The movie Pee-Wee's Big Adventure was released in 1985, just as I was about to turn ten years old. I'll never forget seeing the trailers for it and not knowing who the guy was (I never had HBO growing up) or what the hell he was doing, but at the same time knowing I had to see it. Everyone else I knew seemed to have the same take on it. I saw the movie in the theater--twice, I think. The Pee-Wee's Playhouse TV show was even more bizarre than the movie, and it took us all right through puberty. Somehow it was still as cool to us at age 15 as it was at age 11.

It wasn't until years later that I'd discover the 1981 HBO special that launched Pee-Wee's career, The Pee-Wee Herman Show. It was a broadcast version of his made-for-adults stage show.
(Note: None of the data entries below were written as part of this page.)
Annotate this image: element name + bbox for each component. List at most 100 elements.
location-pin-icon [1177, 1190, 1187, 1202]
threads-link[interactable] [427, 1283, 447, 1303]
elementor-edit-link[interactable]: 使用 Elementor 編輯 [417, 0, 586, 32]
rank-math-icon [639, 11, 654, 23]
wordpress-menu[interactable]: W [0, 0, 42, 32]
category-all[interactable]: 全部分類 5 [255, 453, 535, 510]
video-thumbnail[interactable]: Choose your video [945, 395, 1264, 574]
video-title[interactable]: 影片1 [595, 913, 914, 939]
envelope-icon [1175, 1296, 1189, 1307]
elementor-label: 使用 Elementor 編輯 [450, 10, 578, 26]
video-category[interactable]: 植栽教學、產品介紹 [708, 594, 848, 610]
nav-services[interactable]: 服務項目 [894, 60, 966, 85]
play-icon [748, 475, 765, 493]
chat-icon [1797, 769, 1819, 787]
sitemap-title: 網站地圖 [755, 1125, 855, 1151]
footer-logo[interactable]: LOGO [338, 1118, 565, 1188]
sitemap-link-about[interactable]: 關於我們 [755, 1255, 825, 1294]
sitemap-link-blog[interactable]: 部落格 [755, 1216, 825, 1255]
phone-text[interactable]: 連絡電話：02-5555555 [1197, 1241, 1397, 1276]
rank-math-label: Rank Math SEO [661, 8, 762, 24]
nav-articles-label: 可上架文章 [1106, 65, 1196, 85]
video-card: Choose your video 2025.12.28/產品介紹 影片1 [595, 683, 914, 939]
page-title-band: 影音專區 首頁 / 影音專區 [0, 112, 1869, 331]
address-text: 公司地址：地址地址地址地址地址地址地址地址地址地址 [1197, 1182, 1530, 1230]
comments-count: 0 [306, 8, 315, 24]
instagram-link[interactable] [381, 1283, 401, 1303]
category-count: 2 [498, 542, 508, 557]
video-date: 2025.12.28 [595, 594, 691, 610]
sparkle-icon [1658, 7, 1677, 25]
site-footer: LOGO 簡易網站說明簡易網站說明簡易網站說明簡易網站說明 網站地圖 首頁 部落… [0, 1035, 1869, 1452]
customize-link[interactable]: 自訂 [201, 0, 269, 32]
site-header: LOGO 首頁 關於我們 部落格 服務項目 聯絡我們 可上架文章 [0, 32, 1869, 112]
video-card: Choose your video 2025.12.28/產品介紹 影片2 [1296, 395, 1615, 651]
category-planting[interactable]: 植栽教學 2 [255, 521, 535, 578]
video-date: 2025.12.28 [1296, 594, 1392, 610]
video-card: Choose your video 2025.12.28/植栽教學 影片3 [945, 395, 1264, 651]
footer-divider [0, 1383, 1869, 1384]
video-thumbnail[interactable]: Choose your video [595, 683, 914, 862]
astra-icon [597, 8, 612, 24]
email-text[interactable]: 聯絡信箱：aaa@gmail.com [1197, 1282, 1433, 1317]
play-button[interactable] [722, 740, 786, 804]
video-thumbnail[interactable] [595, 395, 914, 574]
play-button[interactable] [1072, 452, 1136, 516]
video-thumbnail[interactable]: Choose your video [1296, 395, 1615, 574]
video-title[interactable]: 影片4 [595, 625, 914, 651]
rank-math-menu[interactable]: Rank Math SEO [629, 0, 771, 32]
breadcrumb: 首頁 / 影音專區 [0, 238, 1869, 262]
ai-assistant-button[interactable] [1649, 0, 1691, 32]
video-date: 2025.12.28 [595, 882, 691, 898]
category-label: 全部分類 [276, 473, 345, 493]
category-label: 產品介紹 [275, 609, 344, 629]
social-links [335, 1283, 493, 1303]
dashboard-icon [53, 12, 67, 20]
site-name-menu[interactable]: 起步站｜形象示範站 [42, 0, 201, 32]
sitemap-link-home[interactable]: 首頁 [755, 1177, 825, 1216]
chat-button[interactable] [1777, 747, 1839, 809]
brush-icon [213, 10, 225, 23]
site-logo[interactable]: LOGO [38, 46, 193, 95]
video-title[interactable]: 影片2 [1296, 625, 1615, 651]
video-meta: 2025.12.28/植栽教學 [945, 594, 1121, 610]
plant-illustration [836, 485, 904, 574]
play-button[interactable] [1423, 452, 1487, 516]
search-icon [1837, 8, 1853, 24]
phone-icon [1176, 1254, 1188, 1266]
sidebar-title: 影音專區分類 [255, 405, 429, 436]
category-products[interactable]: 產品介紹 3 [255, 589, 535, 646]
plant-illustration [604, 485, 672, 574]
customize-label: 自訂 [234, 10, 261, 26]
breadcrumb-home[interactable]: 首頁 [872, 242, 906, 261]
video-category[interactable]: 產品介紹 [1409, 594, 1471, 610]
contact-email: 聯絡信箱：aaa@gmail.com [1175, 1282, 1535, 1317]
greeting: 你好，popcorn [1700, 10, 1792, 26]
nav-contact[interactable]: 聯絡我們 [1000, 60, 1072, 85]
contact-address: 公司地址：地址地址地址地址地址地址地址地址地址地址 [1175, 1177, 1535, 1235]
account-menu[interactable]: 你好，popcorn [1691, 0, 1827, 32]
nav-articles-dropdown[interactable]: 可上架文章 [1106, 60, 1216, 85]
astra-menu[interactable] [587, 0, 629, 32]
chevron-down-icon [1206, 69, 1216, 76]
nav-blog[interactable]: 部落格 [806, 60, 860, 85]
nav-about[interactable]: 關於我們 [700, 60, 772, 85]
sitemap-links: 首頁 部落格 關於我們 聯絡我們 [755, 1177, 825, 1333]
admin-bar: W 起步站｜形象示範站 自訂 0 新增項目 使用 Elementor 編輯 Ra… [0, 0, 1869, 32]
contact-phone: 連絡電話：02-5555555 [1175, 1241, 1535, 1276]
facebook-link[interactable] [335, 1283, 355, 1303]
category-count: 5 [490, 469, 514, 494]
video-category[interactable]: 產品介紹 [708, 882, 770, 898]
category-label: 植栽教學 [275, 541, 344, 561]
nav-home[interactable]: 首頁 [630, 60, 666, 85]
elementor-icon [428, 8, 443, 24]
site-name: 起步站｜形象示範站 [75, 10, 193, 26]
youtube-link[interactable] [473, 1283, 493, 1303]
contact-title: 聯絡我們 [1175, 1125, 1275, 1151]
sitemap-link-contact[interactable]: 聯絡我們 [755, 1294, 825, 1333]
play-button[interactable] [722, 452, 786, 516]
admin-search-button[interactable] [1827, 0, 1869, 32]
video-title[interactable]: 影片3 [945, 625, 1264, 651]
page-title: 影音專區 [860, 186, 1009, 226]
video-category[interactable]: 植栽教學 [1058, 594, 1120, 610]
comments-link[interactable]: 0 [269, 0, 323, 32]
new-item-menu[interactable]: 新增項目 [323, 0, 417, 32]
Recently, Reubens brought that show back to the stage. I saw that it was running on Broadway, but the price was too high. Still, I was glad this man who I've been a fan of all these years, and who was treated so unfairly by police and the media, was selling out all these shows and raking in the well-deserved dough.

But thanks to an Xmas gift from my mom, Kim and I got to go! We picked the night of January 1st since we'd be in NYC for New Year's Eve anyway.

It period-for-effect was period-for-effect awesome period-for-effect

The set was the playhouse. The colors were so vivid, you felt like you were inside it. Amazing job there.

What struck me was what great comedic timing Reubens has. After always seeing him on TV and in the movies, I kind of forgot the guy is an improv comic. As for the show itself, it's what you saw on HBO 30 years ago, with some key differences.

Phil Hartman is dead, so the Cowboy Curtis character fills in for Captain Carl in the saga of him and Miss Yvonne, who is played by the original actress.

There were some new characters--an electrician, a fireman, and a bear. But most of the classics were there (Jambi and Mailman Mike are also played by the original actors). Pterri was even flying around. Everybody's older but no one's lost more than maybe three-tenths of a step.

They also brought some modern references into it. They kill off a ShamWow, and it turns out the secret to Miss Yvonne's hair is those Bumpit things, which she ends up sharing with Chairy and Curtis's horse. Pee-Wee has a funny bit regarding his abstinence ring, too. But the best one was how, after connecting to the Internet and briefly becoming obsessed with it, Pee-Wee realizes everything he needs comes from his friends all around him. Magic Screen is his Wikipedia, Clockie tells the time, Globie is his GPS, Mailman Mike brings the mail, etc.

There's also the legitimately touching duet Pee-Wee does with Chairy. As with most things in the show, you expect it to be full of innuendo--especially since it starts with lines about "sit on me" or whatever. But it turns out to just be a perfectly normal song about a boy and his favorite chair.

The crowd was what I thought: people my age, with a few older, but mostly a little younger. And it was interesting to listen for reactions to things--you could tell who'd seen the original HBO special. I'd say most people hadn't. Kim and I were busting out laughing during the Mr. Bungle video (they also played a Penny cartoon) before the funny parts, as the people around us all watched this weird 50s clip for the first time in their lives. Instead of Pee-Wee, though, it was one of the talking fish who delivered the "big enough piece of cake or what??" line when it finished. (I was disappointed no one laughed at the "and he knew what else he wanted" line. Except us of course.)

Sorry, no pictures. They weren't allowed. I probably could have gotten away with breaking that rule, but I didn't want to get kicked out or annoy people--and at the end the ushers were really yelling at people who were just taking pics of the theater with the curtain closed. So I just enjoyed it from our sweet third-row mezzanine seats. Thanks again, mom!

Oh, and our secret word was "fun." Yes, I screamed. Real loud.

(The only minor negative was that the theater was unreasonably cold--worse than Letterman's studio. We didn't let it bother us, though. Tonight was the last night, so you can't go now anyway, but I read this all might lead to a new Pee-Wee movie!)